Looking ahead, that evolution also points toward a future where AI doesn’t replace the legal mind, but reshapes how one studies and trains. The focus, Saleh believes, will shift from producing documents to understanding them; from drafting to judgement. In that world, practicing law will require relearning as tools continue to evolve, something Kouncel is built to reflect. “The legal profession in the Middle East is actually one of the pioneering professions when it comes to adopting AI,” he starts. “The competition is high, and the impact is already being felt. You can't charge clients billable hours the same way anymore because they know you're using AI. The profession is adapting, and it's adapting fast.”

Kouncel’s push into AI - and its growing reach beyond lawyers - has been accelerated by its latest funding round.
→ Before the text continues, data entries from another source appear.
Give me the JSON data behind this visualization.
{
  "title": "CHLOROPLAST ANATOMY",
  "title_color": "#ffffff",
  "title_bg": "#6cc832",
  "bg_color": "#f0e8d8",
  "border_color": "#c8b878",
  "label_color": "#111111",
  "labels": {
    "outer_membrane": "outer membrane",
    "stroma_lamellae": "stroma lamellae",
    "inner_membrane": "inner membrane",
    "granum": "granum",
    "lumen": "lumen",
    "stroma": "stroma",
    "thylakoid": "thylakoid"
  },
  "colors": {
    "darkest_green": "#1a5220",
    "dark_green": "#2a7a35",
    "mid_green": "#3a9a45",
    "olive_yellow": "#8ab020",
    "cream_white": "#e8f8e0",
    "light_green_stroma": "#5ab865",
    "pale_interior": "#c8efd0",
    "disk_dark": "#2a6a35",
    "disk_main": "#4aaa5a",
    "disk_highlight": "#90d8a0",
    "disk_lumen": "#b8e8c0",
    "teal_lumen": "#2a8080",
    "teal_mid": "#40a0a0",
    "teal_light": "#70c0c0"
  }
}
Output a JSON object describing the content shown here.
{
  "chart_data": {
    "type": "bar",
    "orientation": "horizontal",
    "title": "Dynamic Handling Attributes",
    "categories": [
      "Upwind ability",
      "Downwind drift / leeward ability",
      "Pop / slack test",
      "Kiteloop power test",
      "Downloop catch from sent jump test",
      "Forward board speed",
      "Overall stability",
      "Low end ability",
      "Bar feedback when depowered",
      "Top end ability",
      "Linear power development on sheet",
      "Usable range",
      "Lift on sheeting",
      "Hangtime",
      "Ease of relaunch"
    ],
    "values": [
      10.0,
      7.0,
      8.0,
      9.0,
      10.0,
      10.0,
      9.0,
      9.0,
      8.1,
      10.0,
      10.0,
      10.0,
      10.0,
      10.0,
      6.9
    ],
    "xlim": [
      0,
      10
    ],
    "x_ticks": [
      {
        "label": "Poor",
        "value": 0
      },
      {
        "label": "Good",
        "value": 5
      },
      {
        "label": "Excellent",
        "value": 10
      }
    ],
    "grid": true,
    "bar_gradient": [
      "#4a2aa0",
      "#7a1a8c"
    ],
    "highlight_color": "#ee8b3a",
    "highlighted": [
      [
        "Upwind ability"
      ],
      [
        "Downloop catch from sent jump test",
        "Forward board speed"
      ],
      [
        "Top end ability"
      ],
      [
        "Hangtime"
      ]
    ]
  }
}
In 2025, the platform secured a strategic investment led by Alexandr Boules through IBF & Company. “I was hunting Alex to be honest,” Saleh says, laughing. “We share the same vision of democratising high-quality legal education and making it accessible to everyone. He also challenges me constantly, and that makes me better.”

This investment has also helped push the company into the Gulf, an expansion that isn’t always straightforward for Egyptian startups. The founder is especially careful about how he penetrates new markets due to the sensitivity of jurisdictions. Saleh is a CEO who is not afraid to delegate, choosing to lean on local partners who understand both the legal landscape and, just as importantly, what actually makes a good instructor. “Not everyone who looks good on social meda is a good teacher, that’s why we have a careful, standardised process. But it starts with local expertise.”

For now, Kouncel remains a relatively lean operation with about fifteen people, most of whom are based in Cairo, with the rest spread between Dubai and Riyadh. Saleh is deliberate about how it grows. His first hires now run their own departments and hiring isn’t speculative, but tied to clear targets.

When asked what success looks like five years from now, Saleh doesn’t mention valuations or exits. “I want every law student and every lawyer in the bar association - whether in Egypt, the Gulf, or North Africa - to have access to Kouncel,” he beams. “That’s when I’ll be able to sit back and say, ‘Okay, we made it.” Then he widens the frame. “But I also see success in other professionals looking to have a better understanding of the law; it’s connected to everyone.”

It feels like the natural conclusion of a journey that started with a twenty-two year-old, full of unjustified hope and a law degree, standing at the edge of a profession that had no patience for either. Fifteen years later, Saleh is building the bridge he once needed, not just for lawyers, but for anyone whose work brushes up against the law. Which, as it turns out, is almost everyone.